Availability: | In stock (1) |
“We have to look at the truth head-on: the priesthood seems to be failing,” explains Cardinal Robert Sarah in this book. “The priesthood, its status, its mission, and its authority have been placed at the service of the worst crimes. . . The search for worldly glory, power, honors, earthly pleasures, and money has infiltrated the hearts of priests, bishops, and cardinals. How can we tolerate such deeds without trembling, without weeping, without asking ourselves probing questions?”
In the arid desert of Western society, where man believes he is happier without God, Cardinal Sarah invites priests to become ever more clearly the signs of the presence of God in the world.

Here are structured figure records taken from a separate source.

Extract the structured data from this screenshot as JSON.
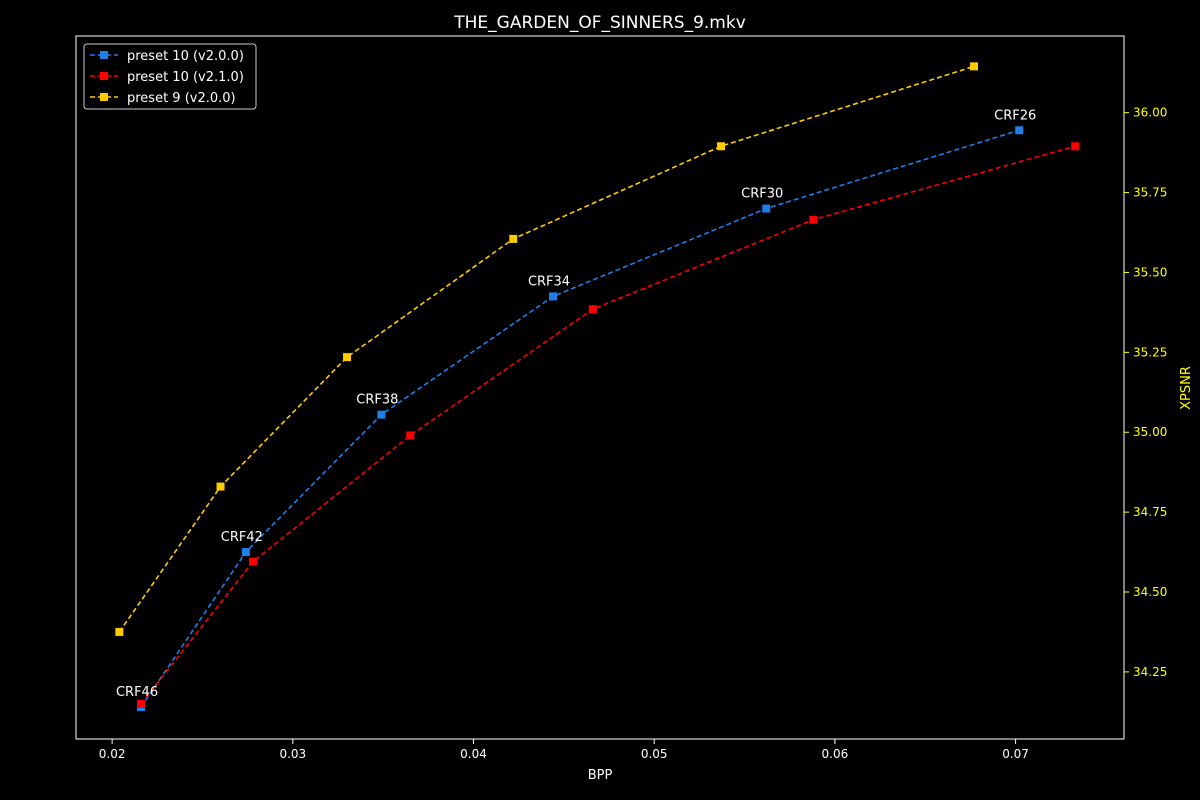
{
  "chart_data": {
    "type": "line",
    "title": "THE_GARDEN_OF_SINNERS_9.mkv",
    "xlabel": "BPP",
    "ylabel": "XPSNR",
    "xlim": [
      0.018,
      0.076
    ],
    "ylim": [
      34.04,
      36.24
    ],
    "x_ticks": [
      0.02,
      0.03,
      0.04,
      0.05,
      0.06,
      0.07
    ],
    "x_tick_labels": [
      "0.02",
      "0.03",
      "0.04",
      "0.05",
      "0.06",
      "0.07"
    ],
    "y_ticks": [
      34.25,
      34.5,
      34.75,
      35.0,
      35.25,
      35.5,
      35.75,
      36.0
    ],
    "y_tick_labels": [
      "34.25",
      "34.50",
      "34.75",
      "35.00",
      "35.25",
      "35.50",
      "35.75",
      "36.00"
    ],
    "y_axis_side": "right",
    "grid": false,
    "legend_position": "top-left",
    "series": [
      {
        "name": "preset 10 (v2.0.0)",
        "color": "#1f7fe8",
        "marker": "square",
        "linestyle": "dashed",
        "x": [
          0.0216,
          0.0274,
          0.0349,
          0.0444,
          0.0562,
          0.0702
        ],
        "y": [
          34.14,
          34.625,
          35.055,
          35.425,
          35.7,
          35.945
        ]
      },
      {
        "name": "preset 10 (v2.1.0)",
        "color": "#ff0000",
        "marker": "square",
        "linestyle": "dashed",
        "x": [
          0.0216,
          0.0278,
          0.0365,
          0.0466,
          0.0588,
          0.0733
        ],
        "y": [
          34.15,
          34.595,
          34.99,
          35.385,
          35.665,
          35.895
        ]
      },
      {
        "name": "preset 9 (v2.0.0)",
        "color": "#ffcc00",
        "marker": "square",
        "linestyle": "dashed",
        "x": [
          0.0204,
          0.026,
          0.033,
          0.0422,
          0.0537,
          0.0677
        ],
        "y": [
          34.375,
          34.83,
          35.235,
          35.605,
          35.895,
          36.145
        ]
      }
    ],
    "annotations": [
      {
        "text": "CRF46",
        "x": 0.0216,
        "y": 34.14
      },
      {
        "text": "CRF42",
        "x": 0.0274,
        "y": 34.625
      },
      {
        "text": "CRF38",
        "x": 0.0349,
        "y": 35.055
      },
      {
        "text": "CRF34",
        "x": 0.0444,
        "y": 35.425
      },
      {
        "text": "CRF30",
        "x": 0.0562,
        "y": 35.7
      },
      {
        "text": "CRF26",
        "x": 0.0702,
        "y": 35.945
      }
    ],
    "axis_text_color": "#ffffff",
    "y_axis_text_color": "#ffff00"
  }
}
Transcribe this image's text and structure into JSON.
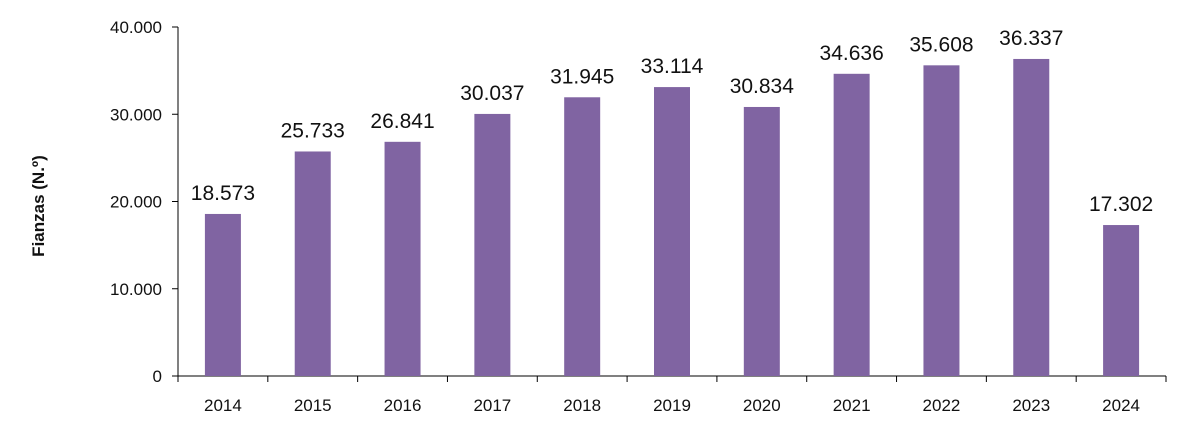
{
  "chart_data": {
    "type": "bar",
    "title": "",
    "xlabel": "",
    "ylabel": "Fianzas (N.º)",
    "ylim": [
      0,
      40000
    ],
    "yticks": [
      0,
      10000,
      20000,
      30000,
      40000
    ],
    "ytick_labels": [
      "0",
      "10.000",
      "20.000",
      "30.000",
      "40.000"
    ],
    "categories": [
      "2014",
      "2015",
      "2016",
      "2017",
      "2018",
      "2019",
      "2020",
      "2021",
      "2022",
      "2023",
      "2024"
    ],
    "values": [
      18573,
      25733,
      26841,
      30037,
      31945,
      33114,
      30834,
      34636,
      35608,
      36337,
      17302
    ],
    "value_labels": [
      "18.573",
      "25.733",
      "26.841",
      "30.037",
      "31.945",
      "33.114",
      "30.834",
      "34.636",
      "35.608",
      "36.337",
      "17.302"
    ],
    "bar_color": "#8064a2",
    "axis_color": "#000000",
    "grid": false,
    "legend": "none"
  }
}
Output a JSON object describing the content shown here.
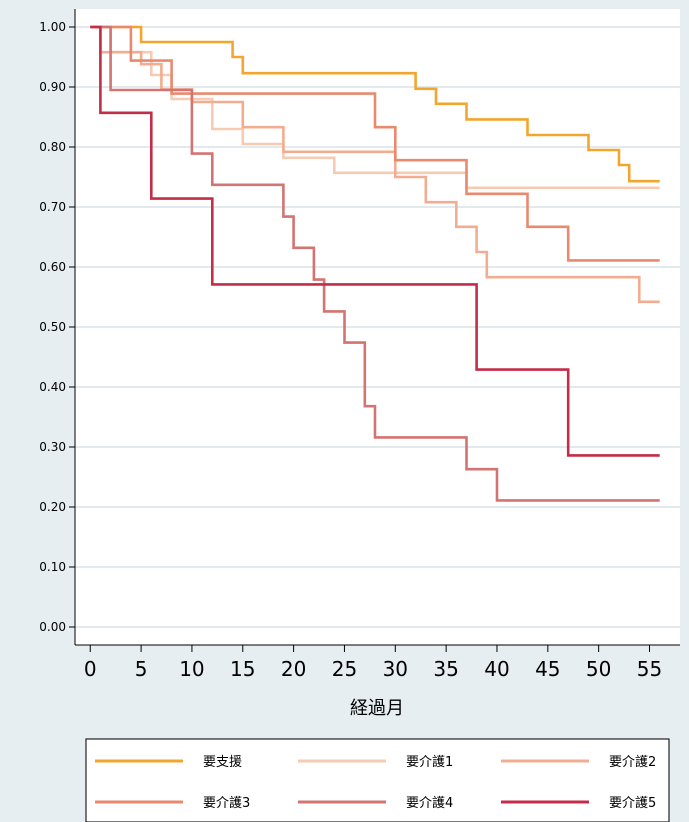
{
  "chart_data": {
    "type": "line",
    "step": true,
    "title": "",
    "xlabel": "経過月",
    "ylabel": "",
    "xlim": [
      -1.5,
      58
    ],
    "ylim": [
      -0.03,
      1.03
    ],
    "xticks": [
      0,
      5,
      10,
      15,
      20,
      25,
      30,
      35,
      40,
      45,
      50,
      55
    ],
    "xtick_labels": [
      "0",
      "5",
      "10",
      "15",
      "20",
      "25",
      "30",
      "35",
      "40",
      "45",
      "50",
      "55"
    ],
    "yticks": [
      0,
      0.1,
      0.2,
      0.3,
      0.4,
      0.5,
      0.6,
      0.7,
      0.8,
      0.9,
      1.0
    ],
    "ytick_labels": [
      "0.00",
      "0.10",
      "0.20",
      "0.30",
      "0.40",
      "0.50",
      "0.60",
      "0.70",
      "0.80",
      "0.90",
      "1.00"
    ],
    "grid": true,
    "legend_position": "bottom",
    "colors": {
      "background": "#e7eef1",
      "plot_area": "#ffffff",
      "grid": "#e2eaee"
    },
    "series": [
      {
        "name": "要支援",
        "color": "#f3a62e",
        "points": [
          [
            0,
            1.0
          ],
          [
            5,
            0.975
          ],
          [
            14,
            0.95
          ],
          [
            15,
            0.923
          ],
          [
            32,
            0.897
          ],
          [
            34,
            0.872
          ],
          [
            37,
            0.846
          ],
          [
            43,
            0.82
          ],
          [
            49,
            0.795
          ],
          [
            52,
            0.77
          ],
          [
            53,
            0.743
          ],
          [
            56,
            0.743
          ]
        ]
      },
      {
        "name": "要介護1",
        "color": "#f7cbb3",
        "points": [
          [
            0,
            1.0
          ],
          [
            2,
            0.958
          ],
          [
            6,
            0.92
          ],
          [
            8,
            0.88
          ],
          [
            12,
            0.83
          ],
          [
            15,
            0.805
          ],
          [
            19,
            0.782
          ],
          [
            24,
            0.757
          ],
          [
            37,
            0.732
          ],
          [
            56,
            0.732
          ]
        ]
      },
      {
        "name": "要介護2",
        "color": "#f2ad90",
        "points": [
          [
            0,
            1.0
          ],
          [
            1,
            0.958
          ],
          [
            5,
            0.938
          ],
          [
            7,
            0.896
          ],
          [
            10,
            0.875
          ],
          [
            15,
            0.833
          ],
          [
            19,
            0.792
          ],
          [
            30,
            0.75
          ],
          [
            33,
            0.708
          ],
          [
            34,
            0.708
          ],
          [
            36,
            0.667
          ],
          [
            38,
            0.625
          ],
          [
            39,
            0.583
          ],
          [
            51,
            0.583
          ],
          [
            54,
            0.542
          ],
          [
            56,
            0.542
          ]
        ]
      },
      {
        "name": "要介護3",
        "color": "#e98a6f",
        "points": [
          [
            0,
            1.0
          ],
          [
            4,
            0.944
          ],
          [
            8,
            0.889
          ],
          [
            28,
            0.833
          ],
          [
            30,
            0.778
          ],
          [
            37,
            0.722
          ],
          [
            43,
            0.667
          ],
          [
            47,
            0.611
          ],
          [
            56,
            0.611
          ]
        ]
      },
      {
        "name": "要介護4",
        "color": "#d27471",
        "points": [
          [
            0,
            1.0
          ],
          [
            2,
            0.895
          ],
          [
            10,
            0.789
          ],
          [
            12,
            0.737
          ],
          [
            19,
            0.684
          ],
          [
            20,
            0.632
          ],
          [
            22,
            0.579
          ],
          [
            23,
            0.526
          ],
          [
            25,
            0.474
          ],
          [
            27,
            0.368
          ],
          [
            28,
            0.316
          ],
          [
            37,
            0.263
          ],
          [
            40,
            0.211
          ],
          [
            56,
            0.211
          ]
        ]
      },
      {
        "name": "要介護5",
        "color": "#c42d48",
        "points": [
          [
            0,
            1.0
          ],
          [
            1,
            0.857
          ],
          [
            6,
            0.714
          ],
          [
            12,
            0.571
          ],
          [
            38,
            0.429
          ],
          [
            47,
            0.286
          ],
          [
            56,
            0.286
          ]
        ]
      }
    ]
  }
}
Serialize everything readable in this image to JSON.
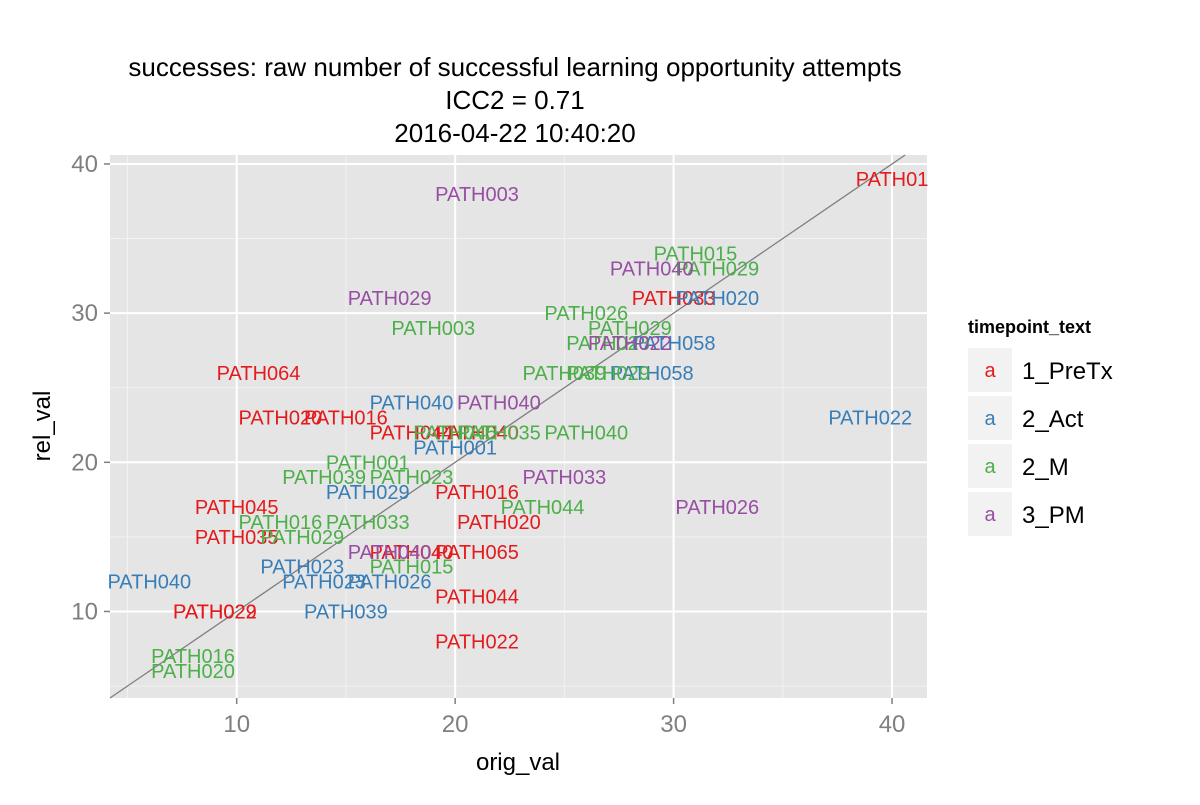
{
  "chart_data": {
    "type": "scatter",
    "title": [
      "successes: raw number of successful learning opportunity attempts",
      "ICC2 = 0.71",
      "2016-04-22 10:40:20"
    ],
    "xlabel": "orig_val",
    "ylabel": "rel_val",
    "xlim": [
      4.2,
      41.6
    ],
    "ylim": [
      4.2,
      40.6
    ],
    "xticks": [
      10,
      20,
      30,
      40
    ],
    "yticks": [
      10,
      20,
      30,
      40
    ],
    "grid": true,
    "reference_line": "y = x",
    "legend": {
      "title": "timepoint_text",
      "placement": "right",
      "glyph": "a",
      "entries": [
        "1_PreTx",
        "2_Act",
        "2_M",
        "3_PM"
      ]
    },
    "colors": {
      "1_PreTx": "#E41A1C",
      "2_Act": "#377EB8",
      "2_M": "#4DAF4A",
      "3_PM": "#984EA3"
    },
    "series": [
      {
        "name": "1_PreTx",
        "points": [
          {
            "x": 40,
            "y": 39,
            "label": "PATH01"
          },
          {
            "x": 30,
            "y": 31,
            "label": "PATH033"
          },
          {
            "x": 11,
            "y": 26,
            "label": "PATH064"
          },
          {
            "x": 12,
            "y": 23,
            "label": "PATH020"
          },
          {
            "x": 15,
            "y": 23,
            "label": "PATH016"
          },
          {
            "x": 18,
            "y": 22,
            "label": "PATH044"
          },
          {
            "x": 21,
            "y": 22,
            "label": "PATH040"
          },
          {
            "x": 10,
            "y": 17,
            "label": "PATH045"
          },
          {
            "x": 10,
            "y": 15,
            "label": "PATH035"
          },
          {
            "x": 21,
            "y": 18,
            "label": "PATH016"
          },
          {
            "x": 22,
            "y": 16,
            "label": "PATH020"
          },
          {
            "x": 18,
            "y": 14,
            "label": "PATH040"
          },
          {
            "x": 21,
            "y": 14,
            "label": "PATH065"
          },
          {
            "x": 9,
            "y": 10,
            "label": "PATH029"
          },
          {
            "x": 9,
            "y": 10,
            "label": "PATH022"
          },
          {
            "x": 21,
            "y": 11,
            "label": "PATH044"
          },
          {
            "x": 21,
            "y": 8,
            "label": "PATH022"
          }
        ]
      },
      {
        "name": "2_Act",
        "points": [
          {
            "x": 32,
            "y": 31,
            "label": "PATH020"
          },
          {
            "x": 30,
            "y": 28,
            "label": "PATH058"
          },
          {
            "x": 29,
            "y": 26,
            "label": "PATH058"
          },
          {
            "x": 39,
            "y": 23,
            "label": "PATH022"
          },
          {
            "x": 18,
            "y": 24,
            "label": "PATH040"
          },
          {
            "x": 20,
            "y": 21,
            "label": "PATH001"
          },
          {
            "x": 16,
            "y": 18,
            "label": "PATH029"
          },
          {
            "x": 13,
            "y": 13,
            "label": "PATH023"
          },
          {
            "x": 14,
            "y": 12,
            "label": "PATH023"
          },
          {
            "x": 17,
            "y": 12,
            "label": "PATH026"
          },
          {
            "x": 15,
            "y": 10,
            "label": "PATH039"
          },
          {
            "x": 6,
            "y": 12,
            "label": "PATH040"
          }
        ]
      },
      {
        "name": "2_M",
        "points": [
          {
            "x": 31,
            "y": 34,
            "label": "PATH015"
          },
          {
            "x": 32,
            "y": 33,
            "label": "PATH029"
          },
          {
            "x": 26,
            "y": 30,
            "label": "PATH026"
          },
          {
            "x": 28,
            "y": 29,
            "label": "PATH029"
          },
          {
            "x": 19,
            "y": 29,
            "label": "PATH003"
          },
          {
            "x": 27,
            "y": 28,
            "label": "PATH023"
          },
          {
            "x": 25,
            "y": 26,
            "label": "PATH039"
          },
          {
            "x": 27,
            "y": 26,
            "label": "PATH029"
          },
          {
            "x": 20,
            "y": 22,
            "label": "PATH045"
          },
          {
            "x": 22,
            "y": 22,
            "label": "PATH035"
          },
          {
            "x": 26,
            "y": 22,
            "label": "PATH040"
          },
          {
            "x": 16,
            "y": 20,
            "label": "PATH001"
          },
          {
            "x": 14,
            "y": 19,
            "label": "PATH039"
          },
          {
            "x": 18,
            "y": 19,
            "label": "PATH023"
          },
          {
            "x": 24,
            "y": 17,
            "label": "PATH044"
          },
          {
            "x": 16,
            "y": 16,
            "label": "PATH033"
          },
          {
            "x": 12,
            "y": 16,
            "label": "PATH016"
          },
          {
            "x": 13,
            "y": 15,
            "label": "PATH029"
          },
          {
            "x": 18,
            "y": 13,
            "label": "PATH015"
          },
          {
            "x": 8,
            "y": 7,
            "label": "PATH016"
          },
          {
            "x": 8,
            "y": 6,
            "label": "PATH020"
          }
        ]
      },
      {
        "name": "3_PM",
        "points": [
          {
            "x": 21,
            "y": 38,
            "label": "PATH003"
          },
          {
            "x": 29,
            "y": 33,
            "label": "PATH040"
          },
          {
            "x": 17,
            "y": 31,
            "label": "PATH029"
          },
          {
            "x": 28,
            "y": 28,
            "label": "PATH022"
          },
          {
            "x": 22,
            "y": 24,
            "label": "PATH040"
          },
          {
            "x": 25,
            "y": 19,
            "label": "PATH033"
          },
          {
            "x": 32,
            "y": 17,
            "label": "PATH026"
          },
          {
            "x": 17,
            "y": 14,
            "label": "PATH040"
          }
        ]
      }
    ]
  }
}
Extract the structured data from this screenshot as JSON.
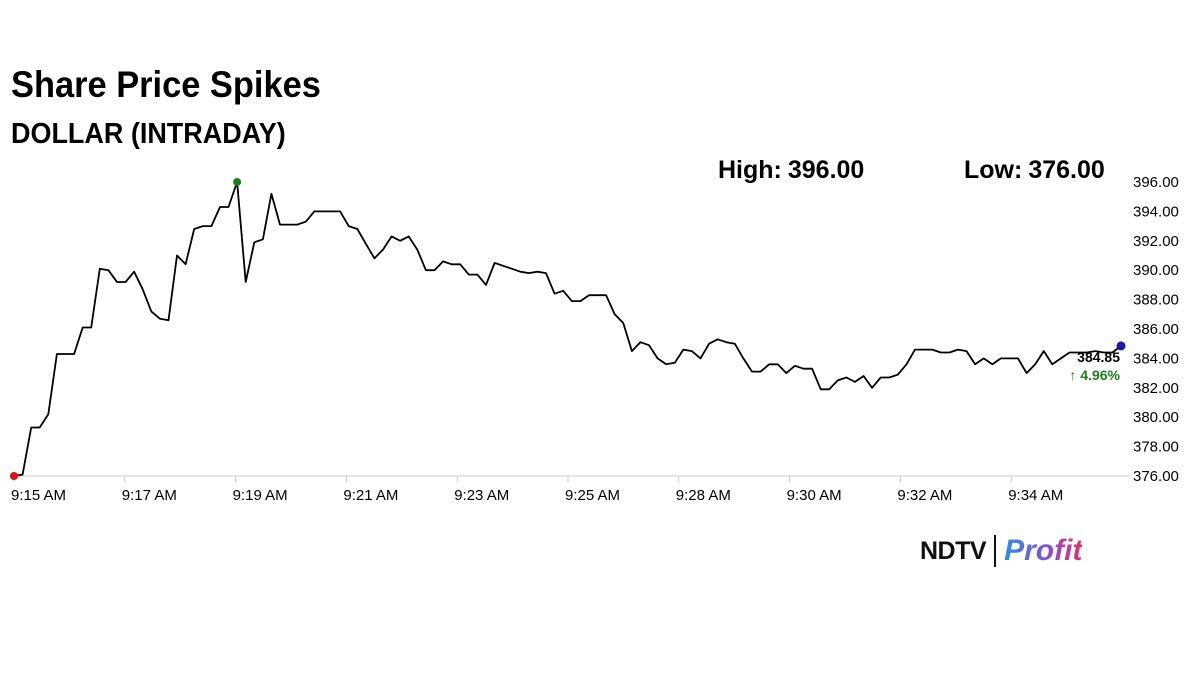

Collected here are the writings of the greatest saints to help priests rediscover the essence of their priesthood so the people of God can renew their gaze upon them. This is not a treatise of academic theology, Cardinal Sarah explains, but a theology of the saints that is contemplative and spiritual as well as practical and concrete.
“Each text will be for us like a renewed way of looking, a luminous feature to draw more accurately the spiritual portrait of the priest as Jesus Christ intended him and as we need him today,” writes Cardinal Sarah. “In light of these teachings of the Church and of the saints, together, we will examine the quality of our relations with God.”
Ultimately, he claims, priests must avoid becoming simply specialists in God and masters of the Faith. Instead, priests must allow themselves to be transformed, renewed, governed, and divinized by it. It is through a priest’s gospel-filled life and testimony that he will restore God to His place in the world.
“This book is an invitation to sit at the feet of Jesus, our High Priest,” Cardinal Sarah explains, “to allow ourselves to be renewed in our priesthood. At His feet and following in His footsteps, we learn to be priests, to let ourselves be formed in His image and likeness, and to enter fully into the Christian mysteries that we celebrate with faith.”